Literature is Not a Closed Book: What teaching has taught me about failure.
TweetWe need to stop putting literature on a pedestal. We need to stop reading books with white cotton gloves. We need to start treating literature like a living, responsive, imperfect thing.
I study English and French at the University of Oxford – I was born with verbal dyspraxia and a phonological disorder, so I didn’t speak properly until quite late. One does not cancel out the other. Any student can learn to love to read and write. Teaching has taught me that what students need is creative freedom, and the permission to make mistakes.
Literature is not created in a vacuum. Writers stub their toes too! They write through bad days and summer holidays, through revolutions and dog days. F. Scott Fitzgerald, author of The Great Gatsby, had bad days – many of them, in fact. It is important to remember to allow students to dislike books, to let them criticise the writer’s faults.

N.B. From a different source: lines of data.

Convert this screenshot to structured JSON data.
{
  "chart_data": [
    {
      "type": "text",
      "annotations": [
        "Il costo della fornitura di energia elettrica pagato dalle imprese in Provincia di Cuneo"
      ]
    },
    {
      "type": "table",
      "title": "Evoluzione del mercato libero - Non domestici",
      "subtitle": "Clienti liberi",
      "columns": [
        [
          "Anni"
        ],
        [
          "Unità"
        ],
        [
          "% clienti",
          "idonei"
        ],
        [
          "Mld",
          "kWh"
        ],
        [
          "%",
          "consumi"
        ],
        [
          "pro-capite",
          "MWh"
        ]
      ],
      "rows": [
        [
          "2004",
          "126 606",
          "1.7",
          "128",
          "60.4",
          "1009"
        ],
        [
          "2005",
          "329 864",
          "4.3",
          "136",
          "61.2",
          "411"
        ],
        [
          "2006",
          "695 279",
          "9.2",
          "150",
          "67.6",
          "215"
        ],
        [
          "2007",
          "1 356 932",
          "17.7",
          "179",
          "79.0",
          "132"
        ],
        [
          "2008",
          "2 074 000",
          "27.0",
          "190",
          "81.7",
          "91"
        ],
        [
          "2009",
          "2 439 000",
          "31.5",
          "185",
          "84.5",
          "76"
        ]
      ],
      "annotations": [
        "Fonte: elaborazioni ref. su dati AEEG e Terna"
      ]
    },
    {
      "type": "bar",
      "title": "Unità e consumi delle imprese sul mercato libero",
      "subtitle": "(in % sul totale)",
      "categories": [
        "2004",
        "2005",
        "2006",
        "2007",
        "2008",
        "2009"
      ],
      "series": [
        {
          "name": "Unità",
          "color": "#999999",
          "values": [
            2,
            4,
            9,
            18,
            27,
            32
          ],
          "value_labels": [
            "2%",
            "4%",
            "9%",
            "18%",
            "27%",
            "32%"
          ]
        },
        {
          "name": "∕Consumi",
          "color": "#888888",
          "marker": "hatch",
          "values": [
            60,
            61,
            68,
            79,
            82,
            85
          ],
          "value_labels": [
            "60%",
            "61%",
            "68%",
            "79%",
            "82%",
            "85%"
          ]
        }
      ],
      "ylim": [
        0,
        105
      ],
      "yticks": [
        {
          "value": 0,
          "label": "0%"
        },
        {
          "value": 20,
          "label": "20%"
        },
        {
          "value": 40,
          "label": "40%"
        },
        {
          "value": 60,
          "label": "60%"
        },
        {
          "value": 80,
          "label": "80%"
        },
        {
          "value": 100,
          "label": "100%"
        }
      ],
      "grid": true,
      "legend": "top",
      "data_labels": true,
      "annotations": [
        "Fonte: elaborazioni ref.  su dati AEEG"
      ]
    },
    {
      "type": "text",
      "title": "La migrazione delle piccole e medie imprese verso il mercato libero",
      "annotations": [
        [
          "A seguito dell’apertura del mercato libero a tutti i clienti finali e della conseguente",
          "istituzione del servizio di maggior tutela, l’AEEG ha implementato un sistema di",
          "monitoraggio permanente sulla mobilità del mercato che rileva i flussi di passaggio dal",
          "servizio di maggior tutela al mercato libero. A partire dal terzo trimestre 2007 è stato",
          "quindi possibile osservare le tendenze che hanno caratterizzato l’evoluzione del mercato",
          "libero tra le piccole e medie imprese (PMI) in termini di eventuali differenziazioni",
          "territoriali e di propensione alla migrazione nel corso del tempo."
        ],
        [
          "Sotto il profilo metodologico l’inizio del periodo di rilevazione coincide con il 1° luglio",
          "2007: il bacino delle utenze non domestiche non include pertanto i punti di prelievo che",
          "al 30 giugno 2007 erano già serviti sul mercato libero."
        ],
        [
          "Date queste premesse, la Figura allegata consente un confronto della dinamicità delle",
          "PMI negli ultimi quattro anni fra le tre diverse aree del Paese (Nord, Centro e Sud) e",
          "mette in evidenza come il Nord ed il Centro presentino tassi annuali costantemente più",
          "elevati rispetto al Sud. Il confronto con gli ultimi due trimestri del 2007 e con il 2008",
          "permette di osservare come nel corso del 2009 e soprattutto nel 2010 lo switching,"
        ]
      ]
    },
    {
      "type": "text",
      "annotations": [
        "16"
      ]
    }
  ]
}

It is much better to let students move onto a different book if their current one is boring, rather than forcing them to finish it. Reading should never be about endurance.
So, we need to stop privileging certain types of reading as ‘educational’, or certain types of books as ‘good literature’. Reading reality tv’s subtitles, a menu, the packaging label of an ice lolly, the captions on a comic strip – that is all reading. We learn through active recall and repetition, of course. However, we also, crucially, learn through absorption.
Failure is not a full stop; it is an opportunity for learning. We need to stop encouraging students to erase any trace of their mistakes for the sake of neatness. So many students wield tip-Ex or an eraser as if it protects them from failure. Yet we should not seek to eliminate errors, but instead keep them. To remember where we went wrong, to get better.
Life itself is messy. Its story cannot be told in a perfect calligraphic script. Mistakes happen. What matters is how we learn from them.